Adı lazım değilden öncesinden söz etmeden gelemiyorum bugüne yani evdeki 15. güne. Yazacağım yazmasına da kulağımda Burcu’nun bu sabah paylaştığı o hüzünlü olduğu kadar içimi ılıtan ezgiler.Kendimi biraz onlara bıraksam olmaz mı; acelem var mı yazmaya, acelem var mı herhangi bir şeye…Acelem var mı yaşamaya… Günlerdir sorduğum bu soruya cevap bulmaya… Hiç bir şeyin cevabının tutmadığı şu sıra cevap aramak da saçma değil mi…
Glutensiz beslenmekteyiz ailecek uzun zamandır.Mutfağımın tadı tuzu glutenmiş meğer desem, yok demesem. Sağlığa açılan pencere desem ve mutfakpenceremden böyle baksam.Reklam böyle yapılıyor.mutfakpenceremden.com benim mutfağıma açılan penceredir. Glutensizlikten sonra tarif verirken zorlandığım perdelerini bazen sıkıca kapattığım... Lafı dolandırmasana , demenizi bekliyorum ama ne yapayım gelmiyor sözcükler bir türlü. Evet ekmeğini ekşi mayasıyla üreten bir de bunu öğretmeye çalışan ben artık gluteni olmayan tahıllarla ekmek yapmaya çabalıyorken karşıma muhteşem bir kadın çıktı.Eski tamirhane binasında tanıştım kendisiyle. Yıllar sonra ekmeğimi hazır almaya başladı. Meğer ne çok zamanımı veriyormuşum ekmeğimize. Anladım… Dün akşamüzeri kapımızdaydı sevgili Müge Hanım elinde ekmeklerimiz. Tabii maskesi be gözümün önünde değiştirdiği eldivenleriyle. Mahzundu, yeni malzeme tedarik edememekten endişeliydi. Biz de öyle… Eve girdim ilk işim eşime bundan sonra ekmeği daha az tüketmesini tembihlemek oldu.Hatta çoktur sağlık için sadece iki öğün beslenenelere ayak uydursak ya dedim. Daha az yesek:)) Yani ben daha az mutfakta kalsam:)) Süt şişesini gösterdi kendileri ; hani muhallebi pişirecektin…

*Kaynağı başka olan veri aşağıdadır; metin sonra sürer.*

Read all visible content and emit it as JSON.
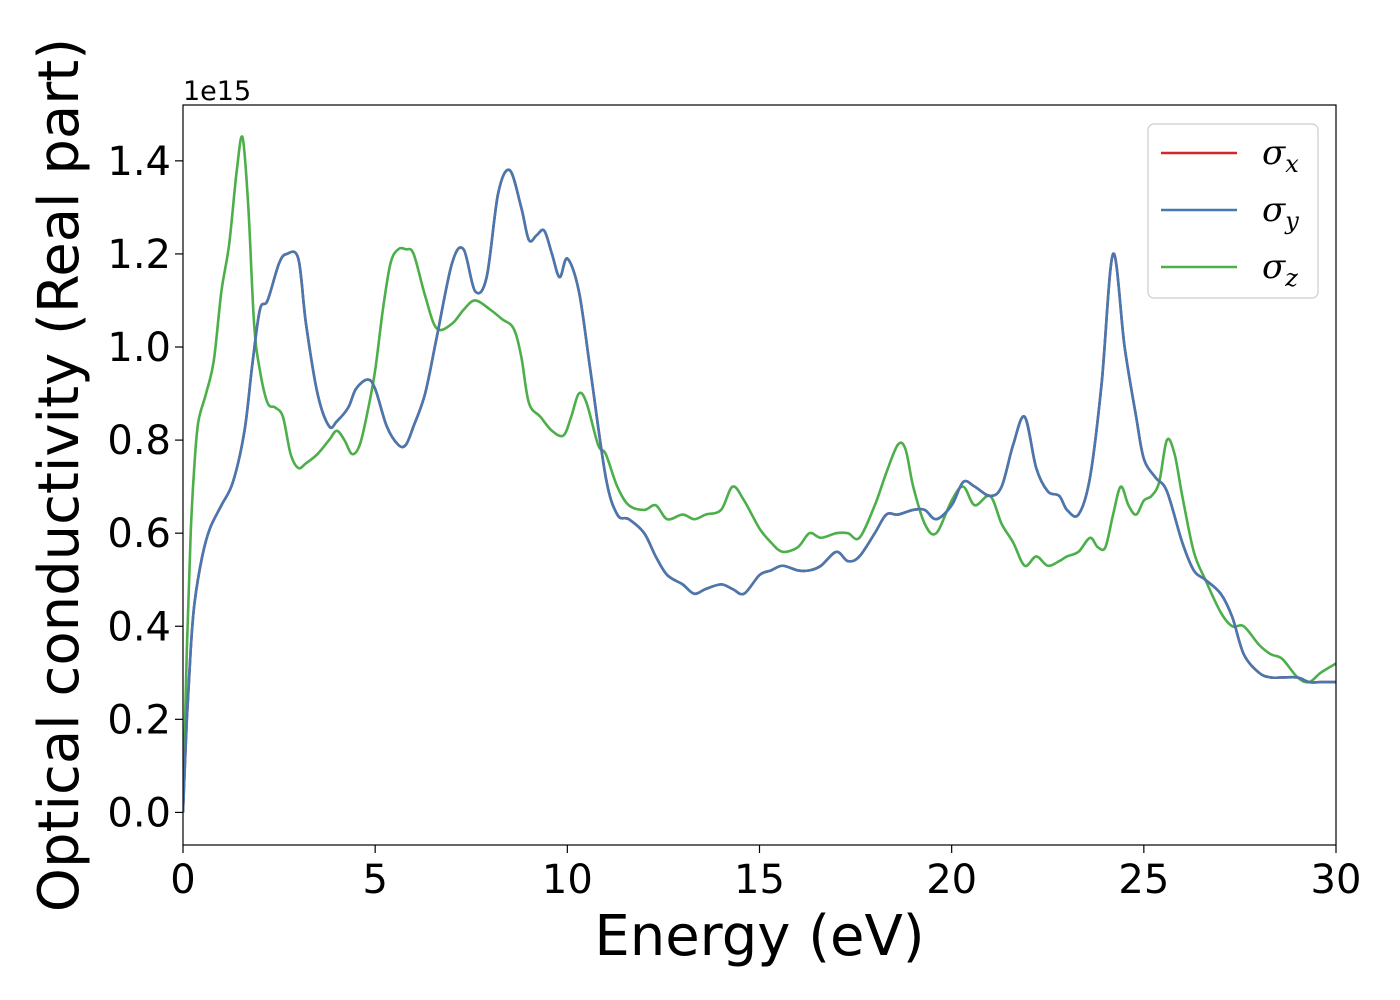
{
  "chart_data": {
    "type": "line",
    "title": "",
    "xlabel": "Energy (eV)",
    "ylabel": "Optical conductivity (Real part)",
    "y_offset_label": "1e15",
    "y_multiplier": 1000000000000000.0,
    "xlim": [
      0,
      30
    ],
    "ylim": [
      -0.07,
      1.52
    ],
    "xticks": [
      0,
      5,
      10,
      15,
      20,
      25,
      30
    ],
    "xtick_labels": [
      "0",
      "5",
      "10",
      "15",
      "20",
      "25",
      "30"
    ],
    "yticks": [
      0.0,
      0.2,
      0.4,
      0.6,
      0.8,
      1.0,
      1.2,
      1.4
    ],
    "ytick_labels": [
      "0.0",
      "0.2",
      "0.4",
      "0.6",
      "0.8",
      "1.0",
      "1.2",
      "1.4"
    ],
    "grid": false,
    "legend_position": "top-right",
    "series": [
      {
        "name": "σ_x",
        "symbol": "σ",
        "subscript": "x",
        "color": "#d62728",
        "x": [
          0,
          0.1,
          0.2,
          0.3,
          0.5,
          0.7,
          1.0,
          1.3,
          1.6,
          1.8,
          2.0,
          2.2,
          2.5,
          2.7,
          3.0,
          3.2,
          3.5,
          3.8,
          4.0,
          4.3,
          4.5,
          4.8,
          5.0,
          5.3,
          5.6,
          5.8,
          6.0,
          6.3,
          6.6,
          7.0,
          7.3,
          7.6,
          7.9,
          8.2,
          8.5,
          8.8,
          9.0,
          9.2,
          9.4,
          9.6,
          9.8,
          10.0,
          10.3,
          10.6,
          11.0,
          11.3,
          11.6,
          12.0,
          12.3,
          12.6,
          13.0,
          13.3,
          13.6,
          14.0,
          14.3,
          14.6,
          15.0,
          15.3,
          15.6,
          16.0,
          16.3,
          16.6,
          17.0,
          17.3,
          17.6,
          18.0,
          18.3,
          18.6,
          19.0,
          19.3,
          19.6,
          20.0,
          20.3,
          20.6,
          21.0,
          21.3,
          21.6,
          21.9,
          22.2,
          22.5,
          22.8,
          23.0,
          23.3,
          23.6,
          23.9,
          24.2,
          24.5,
          24.8,
          25.0,
          25.3,
          25.6,
          26.0,
          26.3,
          26.6,
          27.0,
          27.3,
          27.6,
          28.0,
          28.3,
          28.6,
          29.0,
          29.3,
          29.6,
          30.0
        ],
        "y": [
          0.0,
          0.2,
          0.35,
          0.45,
          0.55,
          0.61,
          0.66,
          0.71,
          0.82,
          0.96,
          1.08,
          1.1,
          1.18,
          1.2,
          1.19,
          1.05,
          0.9,
          0.83,
          0.84,
          0.87,
          0.91,
          0.93,
          0.91,
          0.83,
          0.79,
          0.79,
          0.83,
          0.9,
          1.02,
          1.18,
          1.21,
          1.12,
          1.15,
          1.33,
          1.38,
          1.3,
          1.23,
          1.24,
          1.25,
          1.2,
          1.15,
          1.19,
          1.12,
          0.95,
          0.72,
          0.64,
          0.63,
          0.6,
          0.55,
          0.51,
          0.49,
          0.47,
          0.48,
          0.49,
          0.48,
          0.47,
          0.51,
          0.52,
          0.53,
          0.52,
          0.52,
          0.53,
          0.56,
          0.54,
          0.55,
          0.6,
          0.64,
          0.64,
          0.65,
          0.65,
          0.63,
          0.66,
          0.71,
          0.7,
          0.68,
          0.7,
          0.79,
          0.85,
          0.74,
          0.69,
          0.68,
          0.65,
          0.64,
          0.72,
          0.92,
          1.2,
          1.0,
          0.85,
          0.76,
          0.72,
          0.69,
          0.58,
          0.52,
          0.5,
          0.47,
          0.42,
          0.34,
          0.3,
          0.29,
          0.29,
          0.29,
          0.28,
          0.28,
          0.28
        ]
      },
      {
        "name": "σ_y",
        "symbol": "σ",
        "subscript": "y",
        "color": "#4878b0",
        "x": [
          0,
          0.1,
          0.2,
          0.3,
          0.5,
          0.7,
          1.0,
          1.3,
          1.6,
          1.8,
          2.0,
          2.2,
          2.5,
          2.7,
          3.0,
          3.2,
          3.5,
          3.8,
          4.0,
          4.3,
          4.5,
          4.8,
          5.0,
          5.3,
          5.6,
          5.8,
          6.0,
          6.3,
          6.6,
          7.0,
          7.3,
          7.6,
          7.9,
          8.2,
          8.5,
          8.8,
          9.0,
          9.2,
          9.4,
          9.6,
          9.8,
          10.0,
          10.3,
          10.6,
          11.0,
          11.3,
          11.6,
          12.0,
          12.3,
          12.6,
          13.0,
          13.3,
          13.6,
          14.0,
          14.3,
          14.6,
          15.0,
          15.3,
          15.6,
          16.0,
          16.3,
          16.6,
          17.0,
          17.3,
          17.6,
          18.0,
          18.3,
          18.6,
          19.0,
          19.3,
          19.6,
          20.0,
          20.3,
          20.6,
          21.0,
          21.3,
          21.6,
          21.9,
          22.2,
          22.5,
          22.8,
          23.0,
          23.3,
          23.6,
          23.9,
          24.2,
          24.5,
          24.8,
          25.0,
          25.3,
          25.6,
          26.0,
          26.3,
          26.6,
          27.0,
          27.3,
          27.6,
          28.0,
          28.3,
          28.6,
          29.0,
          29.3,
          29.6,
          30.0
        ],
        "y": [
          0.0,
          0.2,
          0.35,
          0.45,
          0.55,
          0.61,
          0.66,
          0.71,
          0.82,
          0.96,
          1.08,
          1.1,
          1.18,
          1.2,
          1.19,
          1.05,
          0.9,
          0.83,
          0.84,
          0.87,
          0.91,
          0.93,
          0.91,
          0.83,
          0.79,
          0.79,
          0.83,
          0.9,
          1.02,
          1.18,
          1.21,
          1.12,
          1.15,
          1.33,
          1.38,
          1.3,
          1.23,
          1.24,
          1.25,
          1.2,
          1.15,
          1.19,
          1.12,
          0.95,
          0.72,
          0.64,
          0.63,
          0.6,
          0.55,
          0.51,
          0.49,
          0.47,
          0.48,
          0.49,
          0.48,
          0.47,
          0.51,
          0.52,
          0.53,
          0.52,
          0.52,
          0.53,
          0.56,
          0.54,
          0.55,
          0.6,
          0.64,
          0.64,
          0.65,
          0.65,
          0.63,
          0.66,
          0.71,
          0.7,
          0.68,
          0.7,
          0.79,
          0.85,
          0.74,
          0.69,
          0.68,
          0.65,
          0.64,
          0.72,
          0.92,
          1.2,
          1.0,
          0.85,
          0.76,
          0.72,
          0.69,
          0.58,
          0.52,
          0.5,
          0.47,
          0.42,
          0.34,
          0.3,
          0.29,
          0.29,
          0.29,
          0.28,
          0.28,
          0.28
        ]
      },
      {
        "name": "σ_z",
        "symbol": "σ",
        "subscript": "z",
        "color": "#4daf4a",
        "x": [
          0,
          0.1,
          0.2,
          0.3,
          0.4,
          0.6,
          0.8,
          1.0,
          1.2,
          1.4,
          1.55,
          1.7,
          1.85,
          2.0,
          2.2,
          2.4,
          2.6,
          2.8,
          3.0,
          3.2,
          3.5,
          3.8,
          4.0,
          4.2,
          4.4,
          4.6,
          4.8,
          5.0,
          5.2,
          5.4,
          5.6,
          5.8,
          6.0,
          6.3,
          6.6,
          7.0,
          7.3,
          7.6,
          8.0,
          8.3,
          8.6,
          8.8,
          9.0,
          9.3,
          9.6,
          9.9,
          10.1,
          10.3,
          10.5,
          10.8,
          11.0,
          11.3,
          11.6,
          12.0,
          12.3,
          12.6,
          13.0,
          13.3,
          13.6,
          14.0,
          14.3,
          14.6,
          15.0,
          15.3,
          15.6,
          16.0,
          16.3,
          16.6,
          17.0,
          17.3,
          17.6,
          18.0,
          18.3,
          18.6,
          18.8,
          19.0,
          19.3,
          19.6,
          20.0,
          20.3,
          20.6,
          21.0,
          21.3,
          21.6,
          21.9,
          22.2,
          22.5,
          22.8,
          23.0,
          23.3,
          23.6,
          23.8,
          24.0,
          24.2,
          24.4,
          24.6,
          24.8,
          25.0,
          25.2,
          25.4,
          25.6,
          25.8,
          26.0,
          26.3,
          26.6,
          27.0,
          27.3,
          27.6,
          28.0,
          28.3,
          28.6,
          29.0,
          29.3,
          29.6,
          30.0
        ],
        "y": [
          0.0,
          0.35,
          0.6,
          0.75,
          0.84,
          0.9,
          0.97,
          1.12,
          1.22,
          1.38,
          1.45,
          1.3,
          1.05,
          0.95,
          0.88,
          0.87,
          0.85,
          0.77,
          0.74,
          0.75,
          0.77,
          0.8,
          0.82,
          0.8,
          0.77,
          0.79,
          0.86,
          0.95,
          1.08,
          1.18,
          1.21,
          1.21,
          1.2,
          1.11,
          1.04,
          1.05,
          1.08,
          1.1,
          1.08,
          1.06,
          1.04,
          0.98,
          0.88,
          0.85,
          0.82,
          0.81,
          0.85,
          0.9,
          0.88,
          0.79,
          0.77,
          0.7,
          0.66,
          0.65,
          0.66,
          0.63,
          0.64,
          0.63,
          0.64,
          0.65,
          0.7,
          0.67,
          0.61,
          0.58,
          0.56,
          0.57,
          0.6,
          0.59,
          0.6,
          0.6,
          0.59,
          0.66,
          0.73,
          0.79,
          0.78,
          0.7,
          0.62,
          0.6,
          0.67,
          0.7,
          0.66,
          0.68,
          0.62,
          0.58,
          0.53,
          0.55,
          0.53,
          0.54,
          0.55,
          0.56,
          0.59,
          0.57,
          0.57,
          0.64,
          0.7,
          0.66,
          0.64,
          0.67,
          0.68,
          0.71,
          0.8,
          0.77,
          0.68,
          0.56,
          0.5,
          0.43,
          0.4,
          0.4,
          0.36,
          0.34,
          0.33,
          0.29,
          0.28,
          0.3,
          0.32
        ]
      }
    ]
  }
}
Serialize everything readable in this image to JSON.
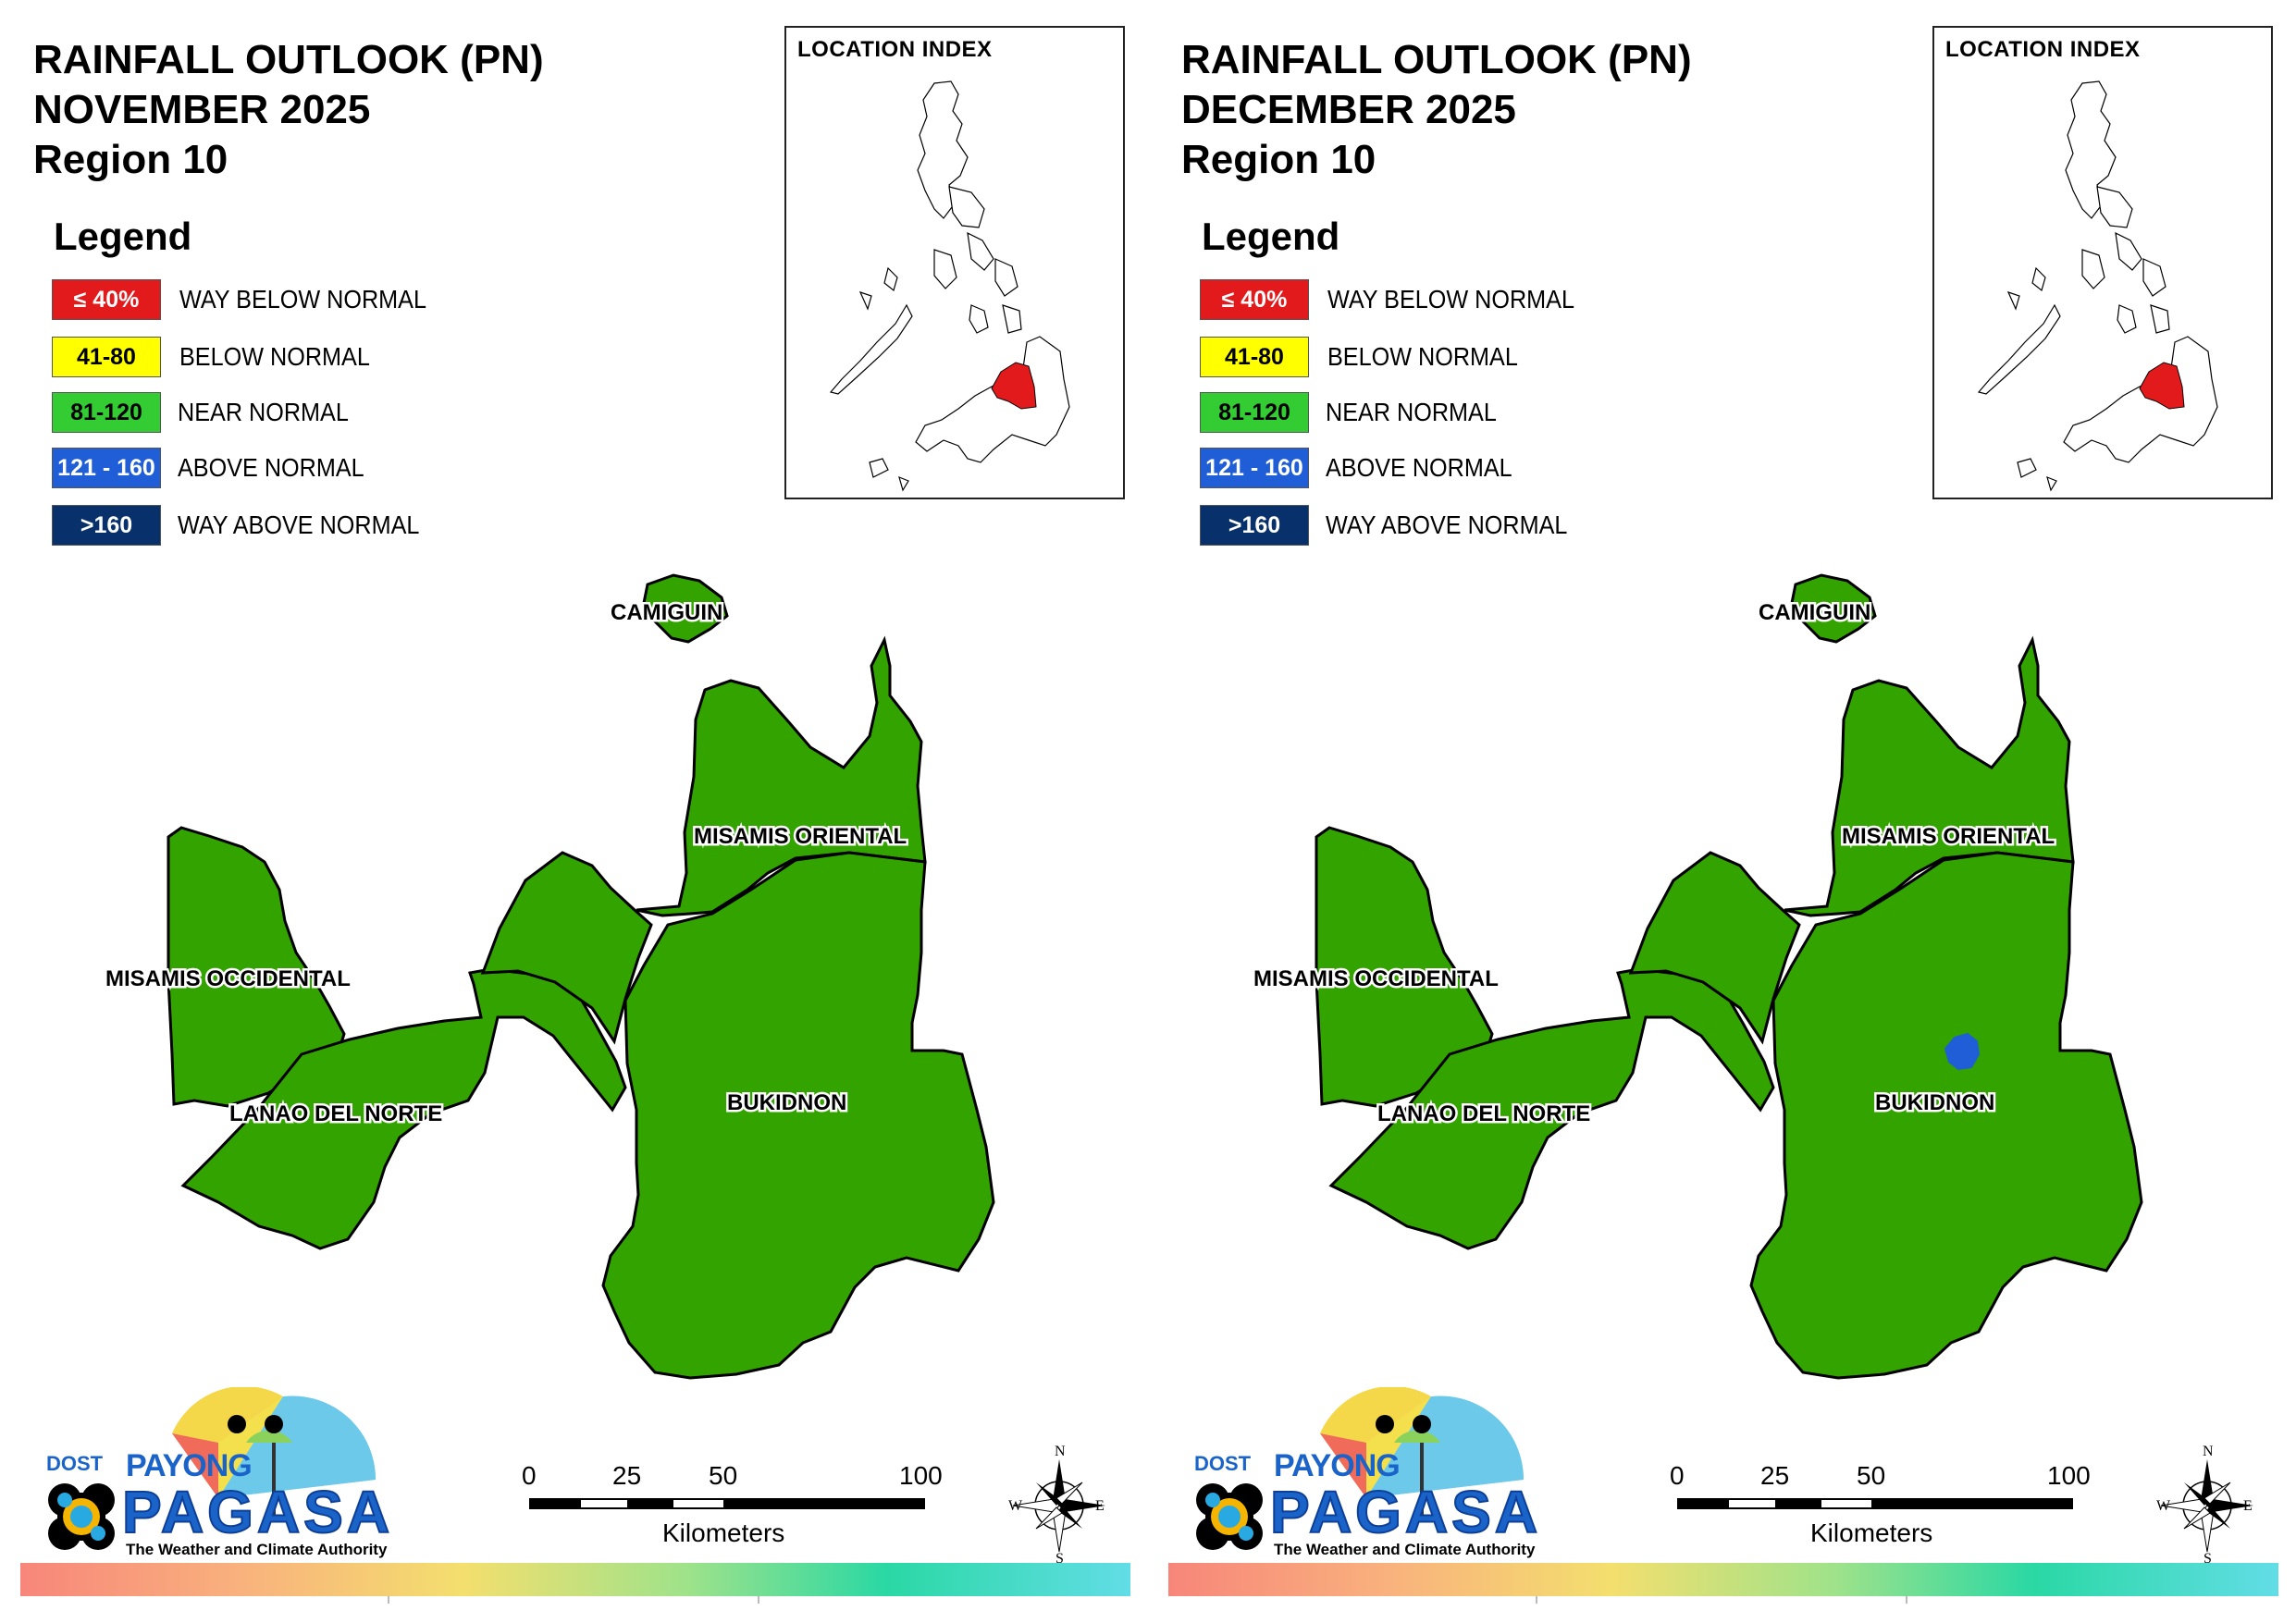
{
  "panels": [
    {
      "title_line1": "RAINFALL OUTLOOK (PN)",
      "title_line2": "NOVEMBER 2025",
      "title_line3": "Region 10",
      "has_blue_spot": false
    },
    {
      "title_line1": "RAINFALL OUTLOOK (PN)",
      "title_line2": "DECEMBER 2025",
      "title_line3": "Region 10",
      "has_blue_spot": true
    }
  ],
  "legend": {
    "title": "Legend",
    "items": [
      {
        "range": "≤ 40%",
        "label": "WAY BELOW NORMAL",
        "color": "#e31a1c",
        "text_color": "#ffffff"
      },
      {
        "range": "41-80",
        "label": "BELOW NORMAL",
        "color": "#ffff00",
        "text_color": "#000000"
      },
      {
        "range": "81-120",
        "label": "NEAR NORMAL",
        "color": "#33cc33",
        "text_color": "#000000"
      },
      {
        "range": "121 - 160",
        "label": "ABOVE NORMAL",
        "color": "#1f5ed6",
        "text_color": "#ffffff"
      },
      {
        "range": ">160",
        "label": "WAY ABOVE NORMAL",
        "color": "#08306b",
        "text_color": "#ffffff"
      }
    ]
  },
  "location_index": {
    "title": "LOCATION INDEX",
    "highlight_color": "#e31a1c"
  },
  "provinces": {
    "camiguin": "CAMIGUIN",
    "misamis_oriental": "MISAMIS ORIENTAL",
    "misamis_occidental": "MISAMIS OCCIDENTAL",
    "lanao_del_norte": "LANAO DEL NORTE",
    "bukidnon": "BUKIDNON",
    "fill_color": "#33a300",
    "spot_color": "#1f5ed6"
  },
  "branding": {
    "dost": "DOST",
    "payong": "PAYONG",
    "pagasa": "PAGASA",
    "tagline": "The Weather and Climate Authority"
  },
  "scale": {
    "ticks": [
      "0",
      "25",
      "50",
      "100"
    ],
    "unit": "Kilometers"
  },
  "compass": {
    "n": "N",
    "s": "S",
    "e": "E",
    "w": "W"
  }
}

Okumak her boş bulduğum anda kitaplarıma gömülmekken derdim, şu iki haftada okuyabildiğim sayfa sayısı çok az. Ciddi kitaplara kendimi veremezken hafif olanları elime alınca da garip bir duygu gelip yüreğime yerleşiyor. Kalkıp klavyenin başına geçiyorum. Hangi hastanenin ne ihtiyacı var nereye nasıl merhem oluruz. Guruplarımızı uyaralım derken zaman denen zalim akıp gidiyor. Televizyonun sesini duymak bile istemiyorum. Duymak deyince evet bu benim duygusal isteğim değil sadece. Hiç bir sağlıksal neden olmaksızın sağ kulağım duymamakta direniyor. Ne zamandan beri? Tam tamına yirmi gündür. Bunu bir kez daha yaşamıştım. Tam üç ay tek kulak gezmiştim. Meğer duymak istemeyince haber veriyormuş organlar. Yine o durumdayım. Aman, diyorum duymama duygumu frenleyeyim, yoksa Alimallah ya diğeri de greve giderse…
İşte böyle dostlarım, durumumu tekrar sayfalarıma dönerek değiştirmeye karar verdim.Yazılarımın da yönünü değiştirip daha az sıkıntılı olmaya niyetliyim.
Az sonra şehirler arası aile buluşmamız var. Tabii ki zoom ile.